Laporta est resté provocant, cependant, convaincu que le club avait besoin d’être sauvé.

« Je me suis tenu malgré le triplé pour montrer qu’il y avait un autre modèle pour le Barça », a-t-il déclaré à Goal en 2017. « Je voulais montrer qu’il y avait un autre modèle pour diriger le club qui n’impliquait pas le Qatar. [sponsorship], ça ne détruit pas La Masia, ça ne veut pas dire aller au [transfer] les acteurs du marché et de signature à tout prix.

«Je voulais montrer qu’il existe un club qui peut avoir l’UNICEF sur son maillot, qui peut être basé sur le système de jeu inventé par Johan Cruyff, qui renforce La Masia.

«C’est le modèle du club que nous avons construit et que ce lot (le plateau de Bartomeu) est en train de détruire.

« Ils ont profité des grands joueurs de la première équipe du Barca, mais ils n’ont pas travaillé pour faire passer le prochain lot. À part Sergi Roberto, qui est vraiment venu de notre époque, ils n’ont pas fait venir un seul joueur.

«Le contraire: ils ont vendu des joueurs et certains ont fini par partir. Et pour notre modèle, c’est très inquiétant.

« Nous devons faire appel à des joueurs talentueux. Et il y a du talent au niveau des jeunes au Barca. Il y en a. »

Il n’avait pas tort. Malgré le changement radical de politique au niveau de la salle de conférence et de La Masia, le Barça avait en effet plusieurs joueurs talentueux dans leurs livres; ils avaient juste besoin de patience et d’opportunités.

Ansu Fati l’a prouvé de manière spectaculaire. L’attaquant ultra-rapide a explosé sur la scène en août 2019, devenant le plus jeune buteur de la Liga de l’histoire de Barcelone, à 16 ans et 304 jours.

Il a continué à battre des records en 2020 avant que ses progrès remarquables et rapides ne soient freinés par une blessure au genou en novembre dernier.

À ce stade, cependant, il en avait déjà fait assez pour remporter le prix NXGN de ​​cette année.

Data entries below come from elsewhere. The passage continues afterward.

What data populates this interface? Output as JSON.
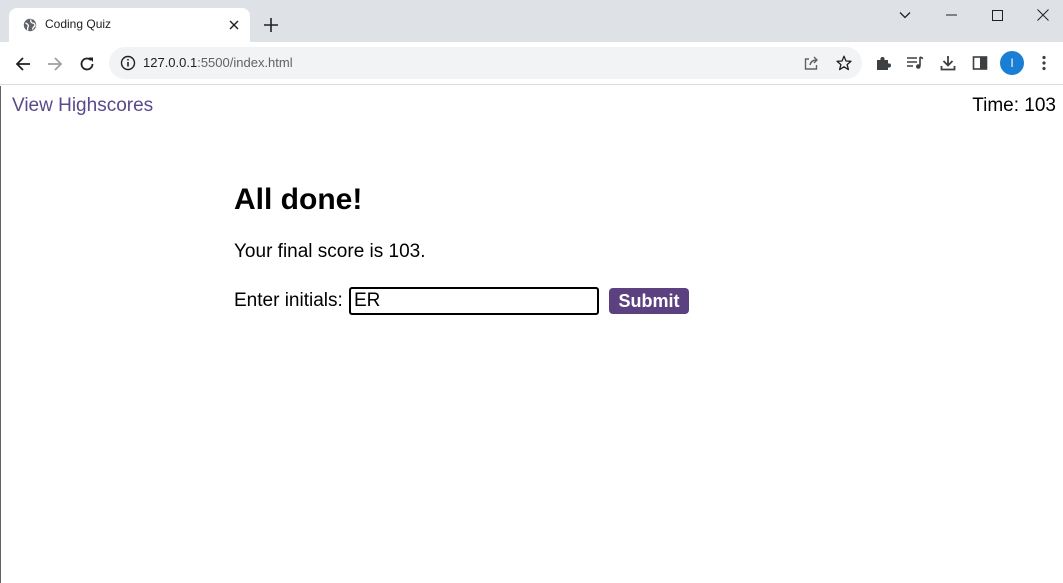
{
  "browser": {
    "tab": {
      "title": "Coding Quiz",
      "favicon": "globe-icon"
    },
    "omnibox": {
      "host": "127.0.0.1",
      "path": ":5500/index.html"
    },
    "profile_initial": "I",
    "icons": [
      "back-arrow-icon",
      "forward-arrow-icon",
      "reload-icon",
      "info-icon",
      "share-icon",
      "star-icon",
      "extensions-puzzle-icon",
      "media-queue-icon",
      "download-icon",
      "side-panel-icon",
      "kebab-menu-icon",
      "minimize-icon",
      "maximize-icon",
      "close-window-icon",
      "new-tab-plus-icon",
      "tab-close-icon",
      "tab-search-chevron-icon"
    ]
  },
  "header": {
    "highscores_link": "View Highscores",
    "timer_label": "Time: ",
    "timer_value": "103"
  },
  "result": {
    "heading": "All done!",
    "score_text": "Your final score is 103.",
    "initials_label": "Enter initials:",
    "initials_value": "ER",
    "submit_label": "Submit"
  },
  "colors": {
    "accent": "#5b4180",
    "link": "#5a4a8a",
    "profile": "#1a7fd4"
  }
}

L’émergence de Fati, ainsi que celles de Moriba et Riqui Puig, a insufflé l’espoir parmi les partisans qu’une nouvelle ère de succès pourrait être construite autour de héros locaux – car d’autres sont en route.

Alex Collado sera promu dans l’équipe senior la saison prochaine. Il y sera rejoint tôt ou tard par Ilias Akhomach, Alejandro Balde, Gavi et Angel Alarcon.

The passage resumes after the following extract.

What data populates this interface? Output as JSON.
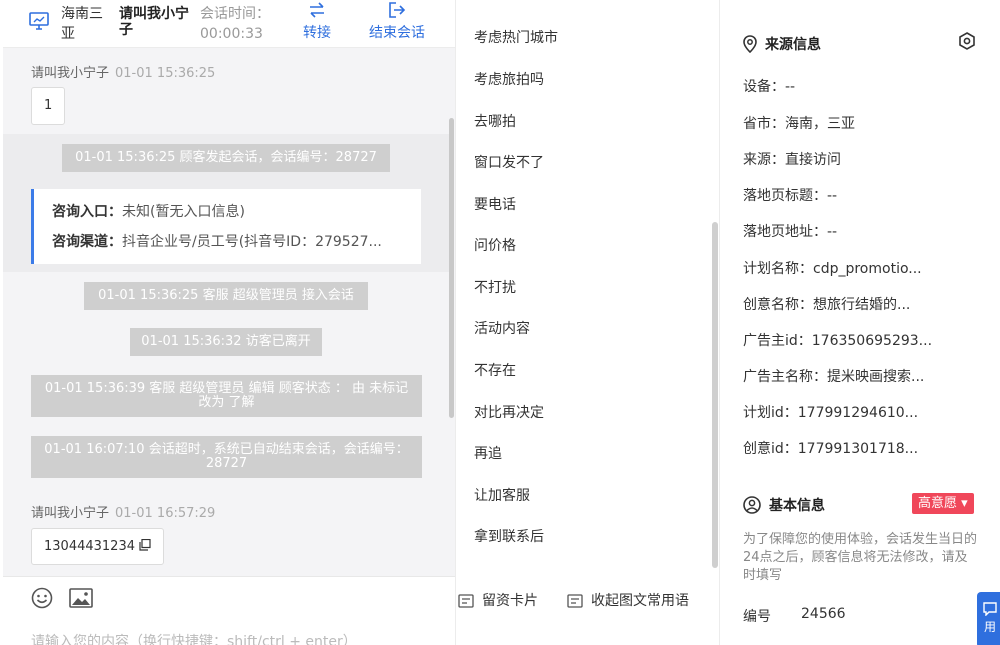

Ce sont de véritables rayons de lumière dans la période sans doute la plus sombre de l’histoire de Barcelone.

La situation financière sombre du club est grave, avec une dette globale de 1,2 milliard d’euros (1,1 milliard de livres sterling / 1,5 milliard de dollars). Le rectifier ne sera pas facile. Il y aura plus de réduction des coûts. Les meilleurs joueurs devront être vendus.

Mais la nécessité est la mère de l’invention. Ou réinvention dans le cas du Barça.

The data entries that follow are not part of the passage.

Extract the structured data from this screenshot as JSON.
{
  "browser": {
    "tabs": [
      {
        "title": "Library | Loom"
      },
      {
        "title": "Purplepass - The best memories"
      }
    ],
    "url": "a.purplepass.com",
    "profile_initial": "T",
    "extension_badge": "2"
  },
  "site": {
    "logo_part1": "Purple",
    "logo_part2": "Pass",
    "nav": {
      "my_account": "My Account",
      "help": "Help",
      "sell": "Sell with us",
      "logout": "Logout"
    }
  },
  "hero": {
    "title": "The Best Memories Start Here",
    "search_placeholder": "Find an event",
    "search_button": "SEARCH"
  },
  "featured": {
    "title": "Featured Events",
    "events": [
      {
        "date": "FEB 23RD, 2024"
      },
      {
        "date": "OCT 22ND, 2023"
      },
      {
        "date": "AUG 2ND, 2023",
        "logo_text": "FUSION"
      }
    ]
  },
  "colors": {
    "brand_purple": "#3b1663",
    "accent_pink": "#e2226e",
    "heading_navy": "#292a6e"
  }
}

Cruyff a toujours cru que « chaque inconvénient a son avantage » et le grand positif ici est que les problèmes économiques des Catalans ont rendu La Masia plus importante que jamais.

Dans le but de construire un avenir meilleur, les Catalans doivent revenir à leur passé; à leurs origines; à leur académie.

La vue de Messi et Moriba bras dessus bras dessous a souligné que le lien n’a pas été rompu. L’ordre naturel des choses à Barcelone peut encore être restauré.

La Masia peut être la pierre angulaire de la reconstruction du club. Avec quelque chose de vieux, ils peuvent construire quelque chose de nouveau, quelque chose de mieux.

Comme Laporta l’a déclaré à Goal en janvier, « Le modèle est le même, mais amélioré. »

Si cela donne les mêmes résultats, Barcelone sera bientôt de retour au sommet, et avec une équipe pleine de héros locaux, dirigée par Fati et Moriba.